La BCE a relevé ses taux directeurs pour la première fois en près de trois ans, avec l'objectif de juguler l'inflation avant que la flambée des coûts de l'énergie — provoquée par le conflit iranien — ne se propage plus largement à l'économie de la zone euro.

Les marchés ont largement ignoré la décision de la BCE ainsi que le regain de tensions dans le Golfe, ces événements n'ayant pas constitué de « surprise significative », a déclaré Joel Kruger, stratège de marché chez LMAX Group.

L'euro s'affichait en légère baisse de 0,15 % face au billet vert, à 1,1518 dollar.
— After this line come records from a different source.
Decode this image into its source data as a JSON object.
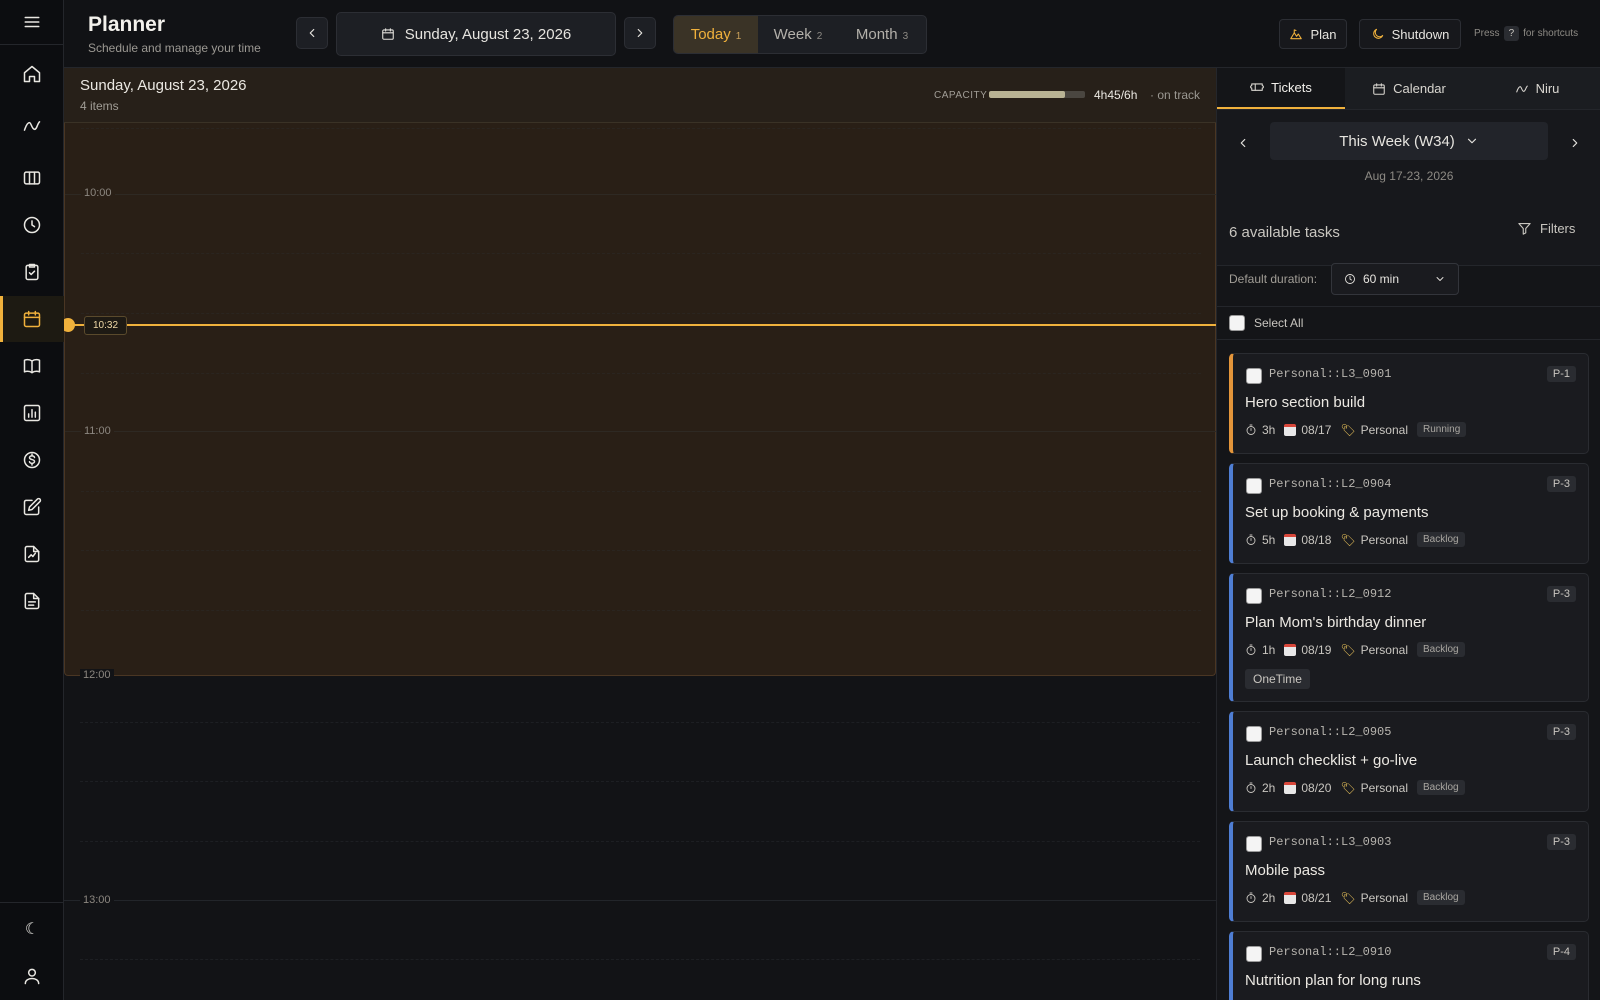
{
  "header": {
    "title": "Planner",
    "subtitle": "Schedule and manage your time",
    "current_date": "Sunday, August 23, 2026",
    "view_tabs": [
      {
        "label": "Today",
        "key": "1"
      },
      {
        "label": "Week",
        "key": "2"
      },
      {
        "label": "Month",
        "key": "3"
      }
    ],
    "plan_label": "Plan",
    "shutdown_label": "Shutdown",
    "hint_press": "Press",
    "hint_key": "?",
    "hint_suffix": "for shortcuts"
  },
  "sidebar": {
    "items": [
      {
        "icon": "home-icon"
      },
      {
        "icon": "activity-icon"
      },
      {
        "icon": "board-icon"
      },
      {
        "icon": "clock-icon"
      },
      {
        "icon": "clipboard-check-icon"
      },
      {
        "icon": "calendar-icon",
        "active": true
      },
      {
        "icon": "book-icon"
      },
      {
        "icon": "chart-icon"
      },
      {
        "icon": "dollar-icon"
      },
      {
        "icon": "edit-icon"
      },
      {
        "icon": "file-chart-icon"
      },
      {
        "icon": "document-icon"
      }
    ],
    "bottom": [
      {
        "icon": "moon-icon"
      },
      {
        "icon": "user-icon"
      }
    ]
  },
  "calendar": {
    "date": "Sunday, August 23, 2026",
    "items_count": "4 items",
    "capacity_label": "CAPACITY",
    "capacity_fraction": 0.79,
    "capacity_value": "4h45/6h",
    "capacity_status": "· on track",
    "hours": [
      "10:00",
      "11:00",
      "12:00",
      "13:00"
    ],
    "now_label": "10:32"
  },
  "panel": {
    "tabs": [
      {
        "label": "Tickets",
        "active": true
      },
      {
        "label": "Calendar"
      },
      {
        "label": "Niru"
      }
    ],
    "week_label": "This Week (W34)",
    "week_range": "Aug 17-23, 2026",
    "available": "6 available tasks",
    "filters_label": "Filters",
    "default_duration_label": "Default duration:",
    "default_duration_value": "60 min",
    "select_all": "Select All",
    "tasks": [
      {
        "id": "Personal::L3_0901",
        "priority": "P-1",
        "title": "Hero section build",
        "duration": "3h",
        "date": "08/17",
        "tag": "Personal",
        "status": "Running"
      },
      {
        "id": "Personal::L2_0904",
        "priority": "P-3",
        "title": "Set up booking & payments",
        "duration": "5h",
        "date": "08/18",
        "tag": "Personal",
        "status": "Backlog"
      },
      {
        "id": "Personal::L2_0912",
        "priority": "P-3",
        "title": "Plan Mom's birthday dinner",
        "duration": "1h",
        "date": "08/19",
        "tag": "Personal",
        "status": "Backlog",
        "extra": "OneTime"
      },
      {
        "id": "Personal::L2_0905",
        "priority": "P-3",
        "title": "Launch checklist + go-live",
        "duration": "2h",
        "date": "08/20",
        "tag": "Personal",
        "status": "Backlog"
      },
      {
        "id": "Personal::L3_0903",
        "priority": "P-3",
        "title": "Mobile pass",
        "duration": "2h",
        "date": "08/21",
        "tag": "Personal",
        "status": "Backlog"
      },
      {
        "id": "Personal::L2_0910",
        "priority": "P-4",
        "title": "Nutrition plan for long runs"
      }
    ]
  }
}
Donald Trump a déclaré que les États-Unis frapperaient l'Iran « très durement ce soir » et qu'il souhaitait à terme s'emparer du centre névralgique des infrastructures pétrolières iraniennes, l'île de Kharg, après une série de frappes de représailles ayant fragilisé un cessez-le-feu précaire.

Le dollar a tendance à se renforcer lors des périodes d'incertitude géopolitique accrue, les investisseurs recherchant la sécurité des actifs américains, tandis qu'il s'affaiblit généralement lorsque les espoirs de paix augmentent.
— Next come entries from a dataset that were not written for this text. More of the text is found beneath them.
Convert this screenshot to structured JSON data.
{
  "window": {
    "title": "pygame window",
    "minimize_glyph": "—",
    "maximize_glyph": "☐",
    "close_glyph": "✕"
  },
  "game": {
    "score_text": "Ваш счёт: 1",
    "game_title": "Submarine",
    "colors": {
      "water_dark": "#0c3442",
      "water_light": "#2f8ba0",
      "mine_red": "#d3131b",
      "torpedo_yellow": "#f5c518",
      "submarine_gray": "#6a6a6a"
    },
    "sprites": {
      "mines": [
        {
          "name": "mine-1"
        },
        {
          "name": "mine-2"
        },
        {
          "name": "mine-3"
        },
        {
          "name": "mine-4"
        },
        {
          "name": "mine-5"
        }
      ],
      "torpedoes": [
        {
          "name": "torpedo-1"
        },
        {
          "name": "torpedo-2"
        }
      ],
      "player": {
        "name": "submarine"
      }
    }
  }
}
Le billet vert était légèrement plus ferme face au franc suisse à 0,80, s'échangeant près de son plus haut niveau depuis début avril.

L'indice dollar progressait de 0,15 % à 100,20, après avoir atteint son plus haut niveau depuis le 6 avril.

Les données publiées jeudi ont montré que les prix à la production aux États-Unis ont augmenté plus que prévu en mai, enregistrant leur plus forte progression annuelle en trois ans et demi, le conflit au Moyen-Orient ayant fait grimper le coût des produits énergétiques.

« Le marché boursier est en hausse, les prix du pétrole progressent légèrement et les obligations sont un peu plus faibles malgré l'indice des prix à la production (PPI) », a souligné Marc Chandler, stratège de marché en chef chez Bannockburn Global Forex.

« L'escalade de la guerre va être un facteur de perturbation et va maintenir une forte demande pour le dollar. »

DÉCISIONS DES BANQUES CENTRALES

La Réserve fédérale (Fed) devrait maintenir ses taux inchangés la semaine prochaine lors de la première réunion de Kevin Warsh en tant que président de la Fed. Une large majorité d'économistes interrogés par Reuters prévoit que la banque centrale américaine maintiendra ses taux en l'état pour le reste de l'année 2026.

Toutefois, les traders intègrent désormais pleinement une hausse de 25 points de base d'ici décembre, un revirement brutal par rapport aux anticipations de deux baisses de taux cette année qui prévalaient avant le déclenchement de la guerre en Iran fin février.

La Banque du Japon (BoJ) se réunira également la semaine prochaine et devrait relever ses taux, bien que le gouverneur Kazuo Ueda ait été hospitalisé et manquera la réunion de politique monétaire des 15 et 16 juin.

Le yen japonais était stable face au billet vert à 160,545 pour un dollar, restant à des niveaux qui maintiennent les opérateurs en alerte quant à l'éventualité d'une intervention officielle des autorités de Tokyo.

La livre sterling a cédé 0,13 % à 1,3349 dollar. Le dollar australien a reculé de 0,26 % face à la devise américaine, à 0,6984 dollar.